8. Identify the CEO’s efforts to develop personally and professionally.
It is difficult to grow others if the CEO does nothing to grow. Does the CEO value growth in general? Do you read trade magazines, attend seminars, conferences and workshops, join professional groups, network with other executives? Are you looking for a mentor and / or advising someone else? Have you considered the benefits of hiring a coach? A therapist if necessary? Boards of directors may think these things are none of their business, but they are wrong. All of these things are Board business. Who wants a CEO who makes fun of personal and professional development? When this type of person runs an organization, watch out! Whatever happens, or doesn’t happen, at the top it seeps through the multiple layers of the business and has a huge impact.
9. Develop a corrective action plan that addresses the deficiencies cited.
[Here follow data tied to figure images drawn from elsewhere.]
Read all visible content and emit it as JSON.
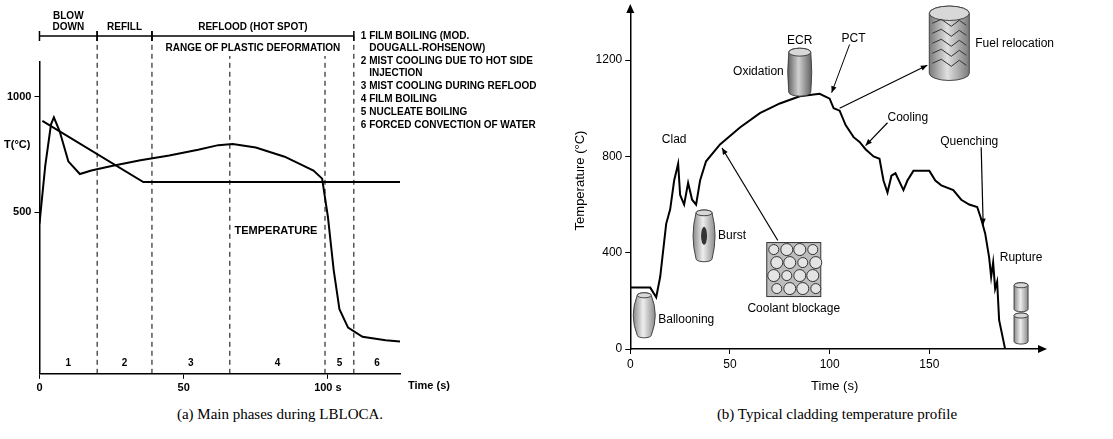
{
  "chart_data": [
    {
      "type": "line",
      "caption": "(a) Main phases during LBLOCA.",
      "x_label": "Time (s)",
      "y_label": "T(°C)",
      "xlim": [
        0,
        125
      ],
      "ylim": [
        -200,
        1150
      ],
      "xticks": [
        0,
        50,
        {
          "value": 100,
          "label": "100 s"
        }
      ],
      "yticks": [
        500,
        1000
      ],
      "grid": false,
      "series": [
        {
          "name": "TEMPERATURE",
          "color": "#000000",
          "x": [
            0,
            2,
            4,
            5,
            7,
            10,
            14,
            18,
            25,
            35,
            45,
            55,
            62,
            67,
            75,
            85,
            95,
            98,
            100,
            102,
            104,
            107,
            112,
            120,
            125
          ],
          "values": [
            450,
            700,
            880,
            910,
            850,
            720,
            665,
            680,
            700,
            725,
            745,
            770,
            790,
            795,
            780,
            740,
            680,
            645,
            480,
            250,
            80,
            0,
            -40,
            -55,
            -60
          ]
        },
        {
          "color": "#000000",
          "x": [
            1,
            36,
            125
          ],
          "values": [
            895,
            630,
            630
          ]
        }
      ],
      "stages": [
        {
          "text": "BLOW DOWN",
          "start": 0,
          "end": 20
        },
        {
          "text": "REFILL",
          "start": 20,
          "end": 39
        },
        {
          "text": "REFLOOD (HOT SPOT)",
          "start": 39,
          "end": 109,
          "subtext": "RANGE OF PLASTIC DEFORMATION"
        }
      ],
      "phase_boundaries": [
        20,
        39,
        66,
        99,
        109
      ],
      "phases": [
        {
          "label": "1",
          "text": "FILM BOILING (MOD. DOUGALL-ROHSENOW)"
        },
        {
          "label": "2",
          "text": "MIST COOLING DUE TO HOT SIDE INJECTION"
        },
        {
          "label": "3",
          "text": "MIST COOLING DURING REFLOOD"
        },
        {
          "label": "4",
          "text": "FILM BOILING"
        },
        {
          "label": "5",
          "text": "NUCLEATE BOILING"
        },
        {
          "label": "6",
          "text": "FORCED CONVECTION OF WATER"
        }
      ]
    },
    {
      "type": "line",
      "caption": "(b) Typical cladding temperature profile",
      "x_label": "Time (s)",
      "y_label": "Temperature (°C)",
      "xlim": [
        0,
        205
      ],
      "ylim": [
        0,
        1400
      ],
      "xticks": [
        0,
        50,
        100,
        150
      ],
      "yticks": [
        0,
        400,
        800,
        1200
      ],
      "grid": false,
      "series": [
        {
          "color": "#000000",
          "x": [
            0,
            5,
            10,
            13,
            15,
            18,
            20,
            22,
            24,
            25,
            27,
            29,
            31,
            33,
            35,
            38,
            45,
            55,
            65,
            75,
            85,
            95,
            100,
            102,
            105,
            108,
            112,
            115,
            118,
            122,
            125,
            127,
            129,
            131,
            133,
            137,
            139,
            142,
            150,
            153,
            156,
            162,
            166,
            170,
            174,
            176,
            178,
            180,
            181,
            182,
            183,
            184,
            185,
            187,
            188
          ],
          "values": [
            255,
            255,
            255,
            215,
            300,
            520,
            580,
            700,
            770,
            640,
            600,
            690,
            620,
            600,
            700,
            780,
            850,
            920,
            980,
            1020,
            1050,
            1060,
            1040,
            1000,
            990,
            930,
            880,
            860,
            830,
            800,
            790,
            700,
            650,
            720,
            730,
            660,
            700,
            740,
            740,
            700,
            680,
            660,
            620,
            600,
            590,
            540,
            480,
            380,
            300,
            360,
            250,
            280,
            120,
            40,
            0
          ]
        }
      ],
      "annotations": [
        "Clad",
        "Burst",
        "Ballooning",
        "Coolant blockage",
        "ECR",
        "Oxidation",
        "PCT",
        "Fuel relocation",
        "Cooling",
        "Quenching",
        "Rupture"
      ]
    }
  ]
}
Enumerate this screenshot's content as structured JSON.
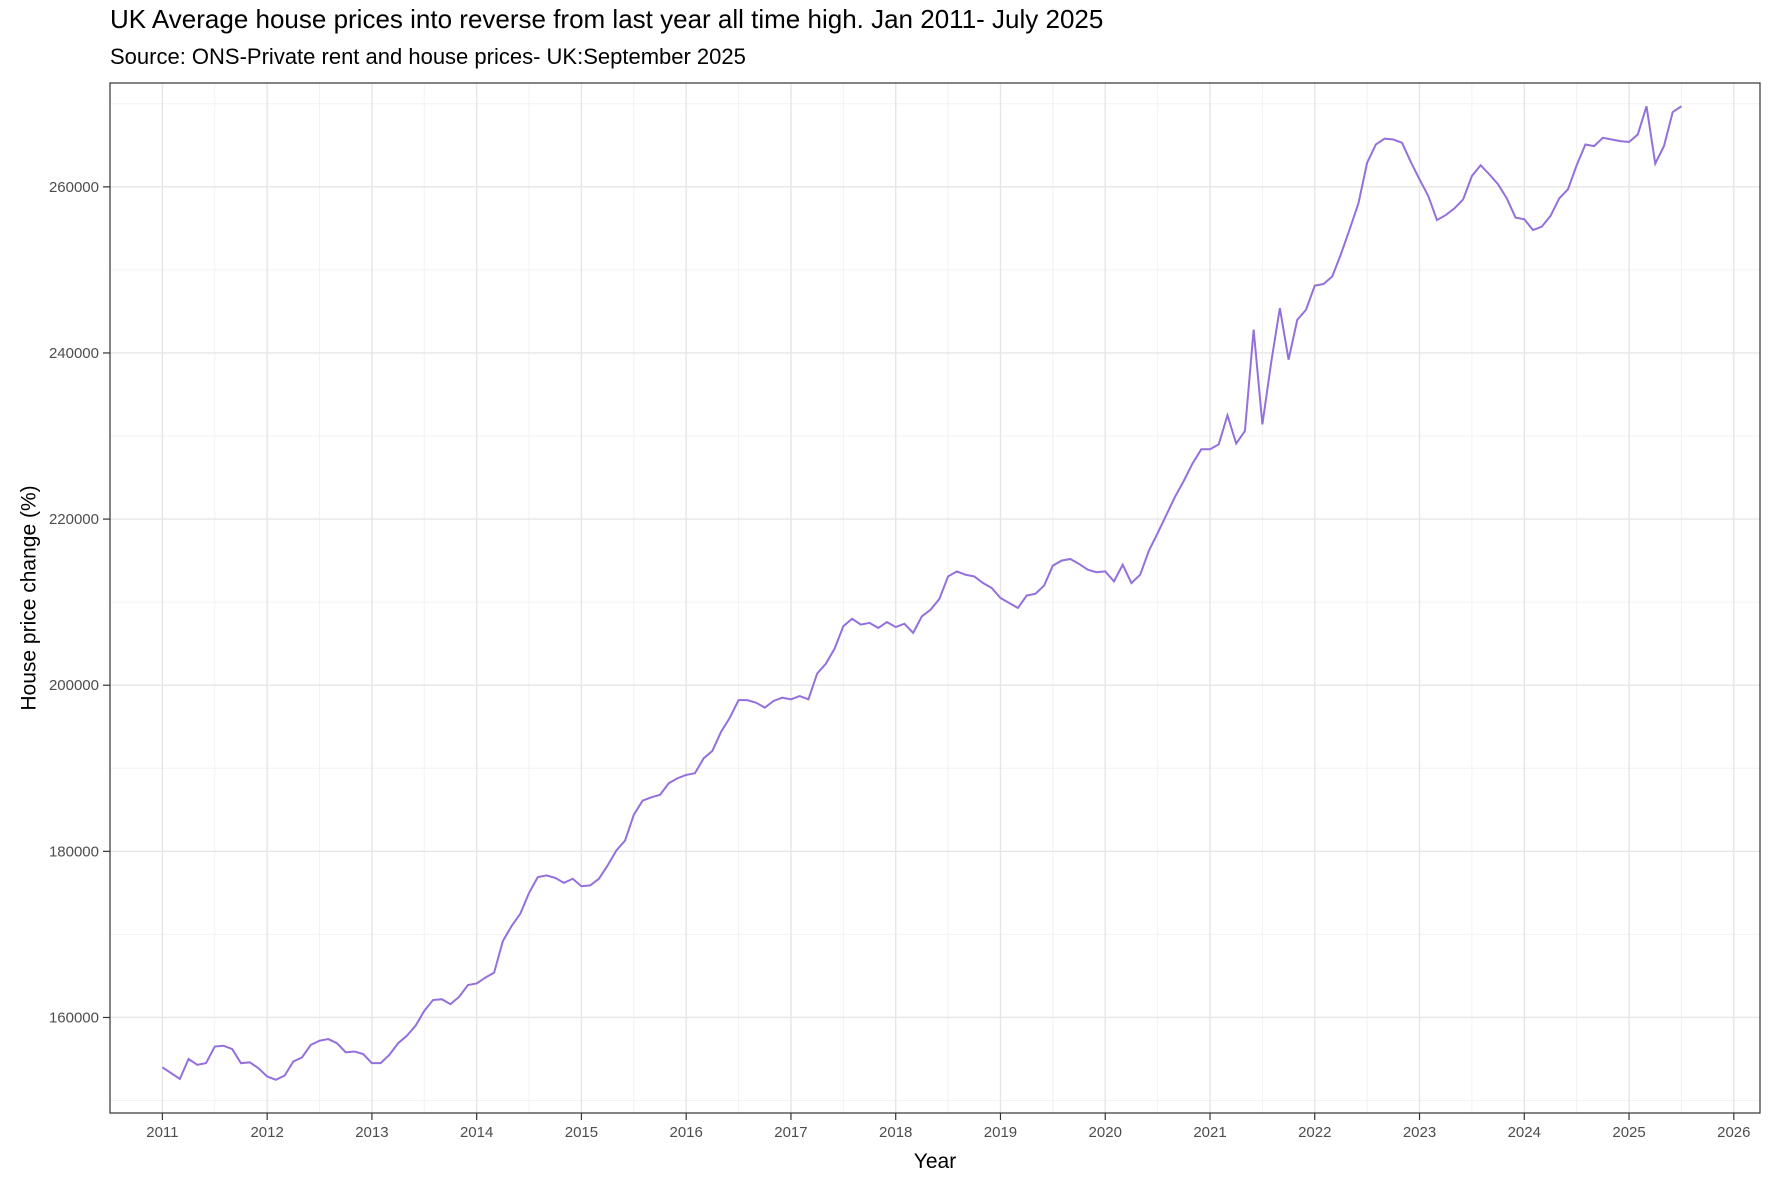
{
  "chart_data": {
    "type": "line",
    "title": "UK Average house prices into reverse from last year all time high. Jan 2011- July 2025",
    "subtitle": "Source: ONS-Private rent and house prices- UK:September 2025",
    "xlabel": "Year",
    "ylabel": "House price change (%)",
    "xlim": [
      2010.5,
      2026.25
    ],
    "ylim": [
      148500,
      272500
    ],
    "x_ticks": [
      2011,
      2012,
      2013,
      2014,
      2015,
      2016,
      2017,
      2018,
      2019,
      2020,
      2021,
      2022,
      2023,
      2024,
      2025,
      2026
    ],
    "y_ticks": [
      160000,
      180000,
      200000,
      220000,
      240000,
      260000
    ],
    "grid": true,
    "line_color": "#9370db",
    "series": [
      {
        "x_start": "2011-01",
        "frequency": "monthly",
        "values": [
          154000,
          153300,
          152600,
          155000,
          154300,
          154500,
          156500,
          156600,
          156200,
          154500,
          154600,
          153900,
          152900,
          152500,
          153000,
          154700,
          155200,
          156700,
          157200,
          157400,
          156900,
          155800,
          155900,
          155600,
          154500,
          154500,
          155500,
          156900,
          157800,
          159000,
          160800,
          162100,
          162200,
          161600,
          162500,
          163900,
          164100,
          164800,
          165400,
          169200,
          171000,
          172500,
          175000,
          176900,
          177100,
          176800,
          176200,
          176700,
          175800,
          175900,
          176700,
          178300,
          180100,
          181300,
          184400,
          186100,
          186500,
          186800,
          188200,
          188800,
          189200,
          189400,
          191200,
          192100,
          194400,
          196100,
          198200,
          198200,
          197900,
          197300,
          198100,
          198500,
          198300,
          198700,
          198300,
          201400,
          202600,
          204400,
          207100,
          208000,
          207300,
          207500,
          206900,
          207600,
          207000,
          207400,
          206300,
          208300,
          209100,
          210400,
          213100,
          213700,
          213300,
          213100,
          212300,
          211700,
          210500,
          209900,
          209300,
          210800,
          211000,
          212000,
          214400,
          215000,
          215200,
          214600,
          213900,
          213600,
          213700,
          212500,
          214500,
          212300,
          213300,
          216200,
          218300,
          220500,
          222700,
          224600,
          226700,
          228400,
          228400,
          229000,
          232500,
          229100,
          230600,
          242800,
          231400,
          238800,
          245400,
          239200,
          244000,
          245200,
          248100,
          248300,
          249200,
          251900,
          254900,
          258000,
          262900,
          265100,
          265800,
          265700,
          265300,
          263000,
          260900,
          258900,
          256000,
          256600,
          257400,
          258500,
          261300,
          262600,
          261500,
          260300,
          258600,
          256300,
          256100,
          254800,
          255200,
          256500,
          258600,
          259700,
          262600,
          265100,
          264900,
          265900,
          265700,
          265500,
          265400,
          266300,
          269700,
          262800,
          264900,
          269000,
          269700
        ]
      }
    ]
  }
}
Talking about what doesn’t work can never be enough. The chairman of the board should include deficiencies in the written evaluation, discuss them clearly with the executive AND create an action plan to correct problems and / or develop important skills that are currently lacking. An action plan serves as a roadmap. It is something the Board can use to measure progress over the next several months. Ideally, the CEO accepts the plan and is motivated to make the changes the Board wants. Some negotiations may occur depending on the issues. Both the CEO and the chairman of the board should sign the action plan to seal the deal, so to speak.
10. Establish an evaluation environment that invites dialogue.
The formal evaluation of the CEO should never be a one-way communication from the chairman of the board. It is not a tirade or a thesis to deliver without comment. The chairman of the board is not a dictator. The Chairman of the Board is an information facilitator that, in the best of scenarios, leads to positive growth for the executive and improvement for the organization as a whole. The evaluation process should not become a power struggle between the two people. When that happens, a lot is lost. A great strategy plays out like this: The chairman of the board broadcasts an observation about something and asks the CEO how he views that very matter. Where are the differences, if any? The discussion focuses on differences in perception. In cases where the gap is wide, both people must determine what each can live with in order to reach some kind of consensus on how to move forward. But evaluations are not contests where one person wins and the other loses. A smart board chair understands this and behaves accordingly.